33

28 1 0
                                    

"Hoaaammm..."

Gue menggaruk pipi dan bangun dari tempat tidur, sebelum itu gue benerin dulu selimut yang membungkus tubuh Huma. Jangan berpikiran aneh-aneh dulu kalian, tapi gak papa sih kalau aneh-anehpun kita kan suami istri.

Ape? Sirik lu pada heh?

Jangan emosi, tahan-tahan.

Emang jomlo tuh kadang-kadang agak sensi kalau di senggol dikit.

"Hadeh, bentar lagi lah gue banguninnya. Kira-kira kita sarapan- eh?" gue terdiam setelah menutup pintu kamar.

"Hallo Harvis!" sapanya.

Gue mengedipkan mata.

Heh?

"Owh, jadi ini cowok yang kamu ceritain itu ya?"

"Iya Pih, gantengkan? Dia juga humoris orangnya."

"Ganteng," jawab salah satunya yang lain.

"Iya kan Mih, aku bilang juga apa. Orangnya emang ganteng."

"Kalau begitu kita tinggal siapkan tempat lamaran."

"Mami mau telpon butik dulu."

Bentar-bentar, Mereka siapa nyetttt?!!

"Woy, kalian siapa?!" heboh gue saat mereka akan menelpon seseorang.

Kenapa mereka bisa ada disini?

Ini apartemen gue loh, bukan nyewa ataupun nyicil. Ini bener-bener aset pribadi yang gue beli dan mereka bisa sembarangan masuk? Bagaimana bisa?

Tapi yang paling penting adalah siapa mereka?!

Ya walau gue kenal salah satunya.

"Ini mami dan papi aku, Vis."

Si Huma KW ini memperkenalkan kedua orang itu dengan santai. Ya, orang inilah yang gue maksud kenal.

Lah apa urusannya sama gue? Mau mereka tukang kebun dirumah elu pun, gue kaga peduli sumpah!

"Ada keperluan apa kalian ke sini?"

"Kami mau melamar kamu, untuk putri kami-"

Wah Njing, dah gilaaa!

Pisikopat nih keluarga!

"Gak bisa, maaf sepertinya kalian salah orang."

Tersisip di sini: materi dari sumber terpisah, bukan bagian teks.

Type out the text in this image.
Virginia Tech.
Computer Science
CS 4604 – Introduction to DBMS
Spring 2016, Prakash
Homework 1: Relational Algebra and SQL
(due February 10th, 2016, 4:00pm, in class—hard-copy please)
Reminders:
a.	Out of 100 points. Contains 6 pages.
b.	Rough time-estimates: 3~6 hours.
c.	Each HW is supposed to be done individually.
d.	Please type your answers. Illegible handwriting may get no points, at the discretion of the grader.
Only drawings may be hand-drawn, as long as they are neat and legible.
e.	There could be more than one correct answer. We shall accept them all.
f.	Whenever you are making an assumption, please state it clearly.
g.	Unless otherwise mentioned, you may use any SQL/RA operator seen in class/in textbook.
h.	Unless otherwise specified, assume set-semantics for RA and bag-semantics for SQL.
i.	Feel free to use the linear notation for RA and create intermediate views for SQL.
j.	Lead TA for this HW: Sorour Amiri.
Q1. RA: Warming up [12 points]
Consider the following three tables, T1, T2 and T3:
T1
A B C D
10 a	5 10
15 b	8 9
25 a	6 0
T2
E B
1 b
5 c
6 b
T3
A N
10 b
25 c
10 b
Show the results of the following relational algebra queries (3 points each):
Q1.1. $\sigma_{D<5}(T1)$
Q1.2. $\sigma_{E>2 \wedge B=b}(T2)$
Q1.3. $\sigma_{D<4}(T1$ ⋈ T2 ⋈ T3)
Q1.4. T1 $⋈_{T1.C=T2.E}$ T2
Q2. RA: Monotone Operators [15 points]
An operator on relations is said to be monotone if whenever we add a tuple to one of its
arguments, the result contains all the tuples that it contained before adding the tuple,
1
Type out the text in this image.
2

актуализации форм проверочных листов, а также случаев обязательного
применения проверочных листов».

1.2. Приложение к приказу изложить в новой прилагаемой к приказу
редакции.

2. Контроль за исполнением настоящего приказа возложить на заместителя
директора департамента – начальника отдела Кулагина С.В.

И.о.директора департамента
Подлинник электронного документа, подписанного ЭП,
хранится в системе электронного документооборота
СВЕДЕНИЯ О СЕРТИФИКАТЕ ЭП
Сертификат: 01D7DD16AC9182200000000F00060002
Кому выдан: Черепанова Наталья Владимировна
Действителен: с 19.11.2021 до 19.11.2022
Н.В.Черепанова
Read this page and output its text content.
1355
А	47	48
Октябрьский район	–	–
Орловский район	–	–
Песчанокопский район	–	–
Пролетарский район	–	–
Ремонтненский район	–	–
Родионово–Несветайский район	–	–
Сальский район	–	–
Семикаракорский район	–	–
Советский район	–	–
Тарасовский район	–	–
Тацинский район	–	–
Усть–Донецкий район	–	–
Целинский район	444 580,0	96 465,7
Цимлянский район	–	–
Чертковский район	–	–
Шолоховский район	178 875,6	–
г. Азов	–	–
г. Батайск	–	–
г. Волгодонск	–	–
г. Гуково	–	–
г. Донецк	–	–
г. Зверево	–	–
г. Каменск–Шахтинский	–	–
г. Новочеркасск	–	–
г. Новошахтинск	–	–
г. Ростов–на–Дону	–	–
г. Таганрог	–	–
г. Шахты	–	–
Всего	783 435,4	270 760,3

Keluarga itu saling tatap.

"Enggak pih, ini Harvis yang aku ceritain."

Gue menggeram kesal. "Saya gak suka ya orang sembarangan masuk begini, saya masih sopan untuk membiarkan kalian keluar sendiri. Saat ini saya tidak bisa menerima tamu, kalian tau dimana pintu keluarnya bukan."

Mami Huma KW menghela nafas, "Maafkan kami nak Harvis, tapi kami benar-benar ingin kamu menjadi tunangan anak kami."

Gak bakal selesai ini, gue harus telpon Warna keknya.

"Gak bisa Tante, saya sudah punya istri dan akan memiliki anak sebentar lagi. Demi ketenangan kandungan istri saya, bisakan kalian pergi dari sini."

Ini satu keluarga kaga peka apa emang tolol semua.

Ya Tuhan, maafkan Harvis yang imut ini karena telah mengatai orang tua. Tapi seriusan mereka pengen gue kata-katain bawaannya.

"Secara garis besar kami memang tau semua ini. Kami tidak masalah jika putri tercinta kami menjadi yang kedua, tapi jika Harvis mau menceraikan istri yang sekarang malah lebih bagus, soal anak bisa kan di bicarakan nanti."